Hundreds Of Turkish Soldiers Killed And Injured In Syria

At least 35 Turkish army officers and soldiers have been killed in joint Russian-Syrian air strikes. There have also been direct clashes between the Syrian army and Turkish forces in Idlib over the past 3 days. Some Turkish sites, including the DemokraticPress, have put the number of Turkish military fatalities at 150, in the fiercest showdown so far between the two sides.

Fighting Intensified Ahead of Erdogan’s Deadline

The violence surged as the deadline set by Turkish President Recep Tayyip Erdogan expired on Saturday night. Erdogan demanded that Syrian troops pull back from vast sways of land the SAA has conquered in its major offensive in Idlib by that time. The Syrian army has liberated over 175 towns, villages and strategic hills in recent weeks and reopened the main M4 Damascus-Aleppo highway.

Heavy Losses Stir Turkish Resentment Against Erdogan’s Military Adventurism

The highest number of Turkish military fatalities in the war so far took place when Syrian and Russian jets pounded terror bases in Bailoun, Idlib on Monday night. Turkish forces were apparently mingling with rebel fighters in the area. The incident has sent strong shock waves across Erdogan’s circles and Turkey at large. The Turkish army responded with extensive drone and rocket attacks against SAA positions, including a first-of-a-kind Turkish attack on major military targets in Aleppo, killing some 40 Syrian officers and troops. Syrian air defense systems shot down a Turkish drone and most of the incoming missiles.

Reports coming from Idlib confirm that there were some of the most veracious direct clashes between SAA forces and their allied factions on the one side, and Turkish troops and their proxy militias on the other. Under the 2018 Sochi agreement between Erdogan and Russia’s President Vladimir Putin, Turkey maintains some 13 observation posts in Syria intended to oversee adherence to the ceasefire deal.

However, those posts have become a safe haven for terrorists’ support and a springboard for recurrent attacks on Syrian civilian areas as well as military positions. Most of these Turkish outposts have become isolated and surrounded by Syrian army forces. The Russian President and his top officials have reiterated that any Turkish force or troops that venture out of the parameters of these outposts will render themselves as legitimate targets for attack.
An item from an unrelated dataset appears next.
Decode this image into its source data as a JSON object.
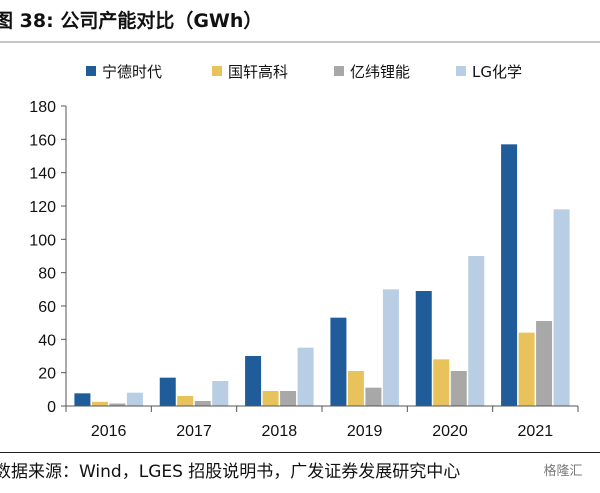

Balance-Tipping Battle Rages On With Neither Side Prepared to Accept  Defeat

With direct Turkish military support, Erdogan’s proxy fighters have managed to score some limited successes over the past three days by retaking Saraqib which straddles along the M4 highway to Aleppo, and Nayrab which lies on the M5 from Aleppo to the Mediterranean city of Latakia. The forsaken town has become a killing field for terrorists who lost hundreds of their fighters in the suicidal offensive there. Conflicting reports about who controls what in the area keep flooding in, as the Syrian army launched a large-scale counter attack aided by Russian missile boats firing a barrage of Kalibr-NK terrain missiles with pinpoint accuracy against key targets in Idlib’s strategic Jabal al Zawiya.

After a series of fruitless Russian-Turkish military and security meetings held over the past two weeks in Ankara and Moscow, the two sides have just announced an agreement to reduce tension in Idlib; a step too little too late as many Syrians believe, given the scale of deep Turkish military involvement in the Syrian war. Despite desperate efforts to avoid any direct military showdown between the Syrian and Turkish armies, this week’s developments reflect that this is exactly what is going on. A bone-breaking battle has just started between the two neighbors.

The Idlib scene seems set for a major military escalation that could threaten stability and security in the region and far beyond, unless Putin succeeds in calming down Erdogan. Turkey’s leader is deeply sinking into the Syrian as well as the Libyan quagmires and there is a disappearing lifeline rope that the Turkish Don Quixote badly needs to grab, quickly, if he wants to climb down the burning tree in Syria before things get worse.